Egyptians at odds throw improvised weapons and rocks

Supporters of Egyptian President Mohammed Mursi clash with anti-Mursi protesters outside the Egyptian presidential palace on 5 December 2012 in Cairo, Egypt. Islamist supporters of Egypt's President Mohammed Mursi chased opposition protesters away from the presidential palace, as the vice president said a vote on a controversial charter would go ahead as planned. (Photo: AFP - Gianluigi Guercia)

Published Wednesday, December 5, 2012

Supporters and opponents of Egyptian President Mohammed Mursi lobbed Molotov cocktails and rocks at each other on Wednesday as their standoff turned violent near the presidential palace in Cairo.

Bloodied protesters were seen being carried away as gunshots could be heard and the fierce political rivals torched cars and set off fireworks, AFP reporters said.

Supporters of Mursi continue attack anti-Mursi protesters outside the presidential palace with eyewitness reports of militia-like men bloodying demonstrators and women in particular.

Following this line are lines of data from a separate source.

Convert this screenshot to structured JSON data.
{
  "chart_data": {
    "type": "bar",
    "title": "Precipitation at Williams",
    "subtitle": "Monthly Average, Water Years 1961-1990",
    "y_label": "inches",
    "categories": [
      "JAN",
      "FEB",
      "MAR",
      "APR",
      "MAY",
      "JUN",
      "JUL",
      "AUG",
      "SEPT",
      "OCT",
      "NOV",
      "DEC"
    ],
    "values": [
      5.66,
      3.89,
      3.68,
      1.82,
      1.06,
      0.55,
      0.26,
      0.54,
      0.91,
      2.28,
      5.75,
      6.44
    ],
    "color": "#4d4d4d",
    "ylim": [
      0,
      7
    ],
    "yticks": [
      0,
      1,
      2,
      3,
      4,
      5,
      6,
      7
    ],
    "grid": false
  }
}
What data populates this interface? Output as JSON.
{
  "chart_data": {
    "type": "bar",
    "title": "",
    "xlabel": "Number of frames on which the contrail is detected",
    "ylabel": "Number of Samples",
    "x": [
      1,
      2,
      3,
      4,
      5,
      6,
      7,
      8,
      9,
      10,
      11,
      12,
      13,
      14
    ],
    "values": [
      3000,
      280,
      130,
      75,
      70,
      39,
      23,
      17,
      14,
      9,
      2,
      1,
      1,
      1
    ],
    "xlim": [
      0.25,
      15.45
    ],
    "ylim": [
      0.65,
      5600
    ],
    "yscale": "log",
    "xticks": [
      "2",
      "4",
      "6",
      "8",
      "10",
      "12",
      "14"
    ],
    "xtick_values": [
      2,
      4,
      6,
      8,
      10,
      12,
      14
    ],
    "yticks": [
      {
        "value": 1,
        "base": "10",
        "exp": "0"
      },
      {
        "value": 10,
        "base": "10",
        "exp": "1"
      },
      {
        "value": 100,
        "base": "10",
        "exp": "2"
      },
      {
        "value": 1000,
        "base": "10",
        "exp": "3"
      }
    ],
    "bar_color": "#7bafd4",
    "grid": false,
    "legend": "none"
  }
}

Pro-Mursi supporters can be seen taking down the opposition's tents in the below video.

At the heart of the battle is a decree issued by Mursi expanding his powers and allowing him to put to a referendum a disputed constitution drafted by Islamists.

The November 22 constitutional declaration has sparked deadly protests and strikes, but Vice President Mahmud Mekki said a December 15 referendum on the charter would go ahead as planned.

Around the presidential palace in the upscale neighborhood of Heliopolis, protesters from both camps fled into side streets.

Skirmishes broke out after thousands of Islamists rallying to the call of the Muslim Brotherhood bore down on the presidential palace, tearing down opposition tents and chanting that they would "cleanse" the area.

The two sides threw stones at each other before the secular-leaning opposition protesters, who had besieged the palace in their tens of thousands on Tuesday, escaped into side streets before regrouping.

Prominent opposition leader and former UN nuclear watchdog chief Mohamed ElBaradei said Mursi bore "full responsibility" for the violence and that his regime was losing more legitimacy every day.

Tens of thousands of opposition protesters had encircled the palace on Tuesday demanding that Mursi go, opposing the charter and with some calling for a boycott of the referendum.

Islamist rallies converged outside the palace, where hundreds of anti-Mursi protesters had spent the night, forcing the opposition to leave the area.

"They (Islamists) attacked us, broke up our tents, and I was beaten up," said Eman Ahmed, 47. "They accused us of being traitors."

Protesters from the male-dominated Islamist marches harassed television news crews, trying to prevent them from working.

"I'm here to defend democracy. The president was elected by the ballot box. The opposition protesters ran away as they can't face our strength," said Wael Ali, a 40-year-old Mursi supporter with a long beard.